Teresa and Steve noticed that, unlike other African states, people describe themselves as Rwandan and not by their tribes. “They never say what tribe they are from and we would avoid asking,” says Teresa. “Everyone says they are Rwandan and for the people, the civil war is history. The president is so positive about working a way out from the past as a country that the people we taught remembered the civil war in a remembrance sort of way but they have moved on and want to get better as a country.”
Tragically, HIV Aids may be helping in this process. With life expectancy at only 46 in Rwanda, the 14 years since the atrocities is practically a generation ago. The government has set up community courts known as gacaca to try more than 100,000 suspects from the genocide war. Local people come to watch the pre-colonial form of justice run by panels of “people judges”.
“There would be certain days when you noticed that the town was not busy and you realised there was a people’s court. This would be their chance to deal with it, an outlet that is ringfenced,” says Teresa.

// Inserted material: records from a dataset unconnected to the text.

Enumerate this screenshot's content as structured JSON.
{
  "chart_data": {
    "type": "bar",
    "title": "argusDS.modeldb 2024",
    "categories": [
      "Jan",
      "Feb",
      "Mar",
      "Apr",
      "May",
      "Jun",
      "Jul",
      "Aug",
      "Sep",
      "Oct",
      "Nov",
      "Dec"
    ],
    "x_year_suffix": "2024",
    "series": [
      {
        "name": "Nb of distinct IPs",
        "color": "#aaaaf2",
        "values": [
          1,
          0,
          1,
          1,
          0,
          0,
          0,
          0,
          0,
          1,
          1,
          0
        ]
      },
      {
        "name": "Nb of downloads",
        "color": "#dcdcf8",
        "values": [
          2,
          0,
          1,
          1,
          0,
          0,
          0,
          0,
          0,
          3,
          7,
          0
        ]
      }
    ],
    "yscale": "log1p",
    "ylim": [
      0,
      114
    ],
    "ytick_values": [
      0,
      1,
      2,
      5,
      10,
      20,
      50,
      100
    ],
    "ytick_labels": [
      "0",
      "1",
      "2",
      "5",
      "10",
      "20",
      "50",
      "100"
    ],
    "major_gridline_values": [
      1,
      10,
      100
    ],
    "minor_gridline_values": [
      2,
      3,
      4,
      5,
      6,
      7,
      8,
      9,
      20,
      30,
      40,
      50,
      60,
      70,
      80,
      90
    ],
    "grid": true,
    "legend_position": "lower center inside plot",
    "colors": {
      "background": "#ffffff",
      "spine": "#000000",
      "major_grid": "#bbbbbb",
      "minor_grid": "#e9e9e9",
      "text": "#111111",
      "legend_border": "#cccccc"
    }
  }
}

Teresa and Steve have now left the Kigali Health Institute, having handed over both the law course and health and safety module to Rwandans to teach.
They say Rwanda was a life changing experience. “If you are thinking of doing something like this, then do it,” says Teresa. “It is open to everyone and because of the way the course is structured, you can go for a few weeks or a few months. They will welcome your skills.”